Он сел, но тут же от слабости прислонился к стене. Он был крепко сложен и широкоплеч. Его глаза, зоркие и внимательные, были устремлены на человека, который неподвижно стоял перед ним. Он то всматривался в его лицо, то переводил взгляд на бляху со словом «шериф».
— Да-да, все у вас будет хорошо, — сказала старушка, похлопывая его по руке. — Только вы уж теперь постарайтесь не доводить людей до того, чтоб они в вас стреляли. Сынок мой рассказал мне про вас, пока вы тут на полу без чувств лежали. Вы на меня, старуху, не обижайтесь, что я так с вами разговариваю, вы ведь мне тоже в сыновья годитесь. И на сынка моего сердца не держите, что он в вас стрелял. Шериф, он ведь должен стоять за порядок и закон, уж такая его обязанность. А если кто ведет скверную жизнь и поступает по-нехорошему, так пусть за это расплачивается. И вы, сэр, на моего сына не пеняйте, он тут не виноват. Он всегда был хорошим мальчиком — добрым, послушным, благонравным. Таким вот он и вырос. Послушайте моего совета, сэр, не делайте вы больше так. Будьте хорошим человеком, не пейте, живите себе мирно, по-божьи. Держитесь подальше от дурных друзей, работайте честно и спите сладко.

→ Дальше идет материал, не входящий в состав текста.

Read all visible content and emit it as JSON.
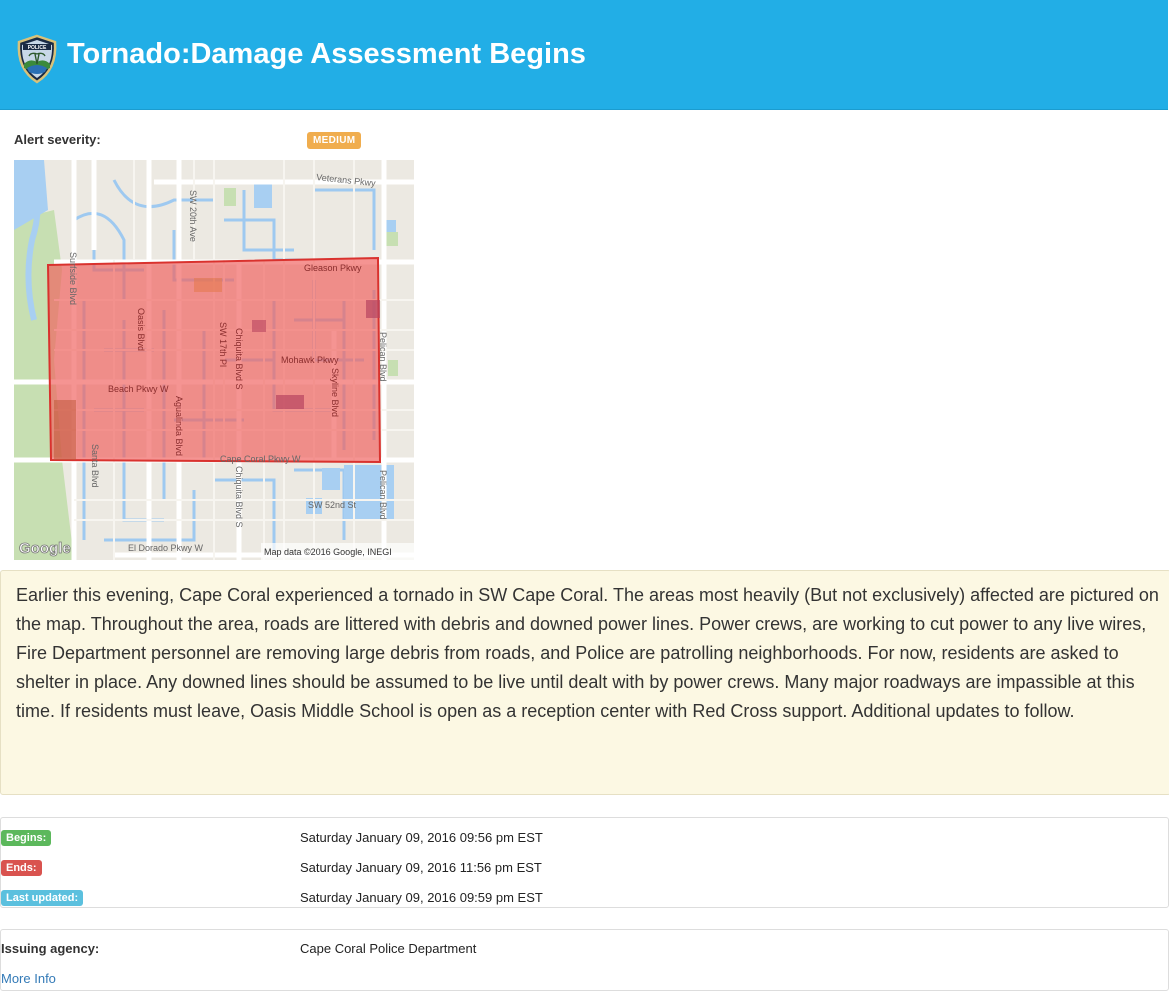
{
  "header": {
    "title": "Tornado:Damage Assessment Begins",
    "logo_icon": "police-badge-icon",
    "logo_text": "POLICE",
    "background_color": "#22aee6"
  },
  "severity": {
    "label": "Alert severity:",
    "value": "MEDIUM",
    "color": "#f0ad4e"
  },
  "map": {
    "attribution": "Map data ©2016 Google, INEGI",
    "logo": "Google",
    "highlight_color": "#f0625f",
    "streets": {
      "veterans": "Veterans Pkwy",
      "sw20th": "SW 20th Ave",
      "surfside": "Surfside Blvd",
      "gleason": "Gleason Pkwy",
      "oasis": "Oasis Blvd",
      "sw17th": "SW 17th Pl",
      "chiquita": "Chiquita Blvd S",
      "mohawk": "Mohawk Pkwy",
      "pelican": "Pelican Blvd",
      "beach": "Beach Pkwy W",
      "agualinda": "Agualinda Blvd",
      "skyline": "Skyline Blvd",
      "santa": "Santa Blvd",
      "capecoral": "Cape Coral Pkwy W",
      "sw52nd": "SW 52nd St",
      "eldorado": "El Dorado Pkwy W"
    }
  },
  "description": "Earlier this evening, Cape Coral experienced a tornado in SW Cape Coral. The areas most heavily (But not exclusively) affected are pictured on the map. Throughout the area, roads are littered with debris and downed power lines. Power crews, are working to cut power to any live wires, Fire Department personnel are removing large debris from roads, and Police are patrolling neighborhoods. For now, residents are asked to shelter in place. Any downed lines should be assumed to be live until dealt with by power crews. Many major roadways are impassible at this time. If residents must leave, Oasis Middle School is open as a reception center with Red Cross support. Additional updates to follow.",
  "times": [
    {
      "label": "Begins:",
      "value": "Saturday January 09, 2016 09:56 pm EST",
      "color": "#5cb85c"
    },
    {
      "label": "Ends:",
      "value": "Saturday January 09, 2016 11:56 pm EST",
      "color": "#d9534f"
    },
    {
      "label": "Last updated:",
      "value": "Saturday January 09, 2016 09:59 pm EST",
      "color": "#5bc0de"
    }
  ],
  "agency": {
    "label": "Issuing agency:",
    "value": "Cape Coral Police Department",
    "more_info": "More Info"
  }
}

И старушка просительно прикоснулась рукой в черной митенке к груди человека, которого старалась убедить. Морщинистое изможденное лицо дышало искренностью и добротой. Эта женщина в порыжелом черном платье и допотопной шляпке, чья долгая жизнь приближалась к концу, словно олицетворяла собой опыт всего человечества. Но тот, к кому она обращалась, по-прежнему не сводил глаз с безмолвного сына старой матери.
— А что скажет шериф? — спросил он. — Как он думает, хорош ли такой совет? Может, шериф все-таки скажет, согласен ли он с ним?
Высокий неловко передернул плечами. Он покрутил бляху на груди, а потом обнял старушку и притянул ее к себе. Она улыбнулась улыбкой, которая и на седьмом десятке лет оставалась все той же, извечно материнской, и все время, пока ее сын говорил, гладила его крупную загорелую руку скрюченными пальцами в черной митенке.
— Я вот что скажу, — начал он, глядя прямо в глаза сидящему на скамье. — На твоем месте я бы этот совет принял. Будь я пропащим пьяницей без стыда и чести, я бы его принял. Будь я на твоем месте, а ты на моем, я бы сказал: «Шериф, коли ты мне поверишь, я клятву дам со всем этим покончить. И пить не буду, и буянить, и стрельбу устраивать. Я стану порядочным человеком, возьмусь за работу, а глупости свои брошу. Бог мне свидетель!» Вот что я бы тебе сказал, будь ты шериф и окажись я на твоем месте.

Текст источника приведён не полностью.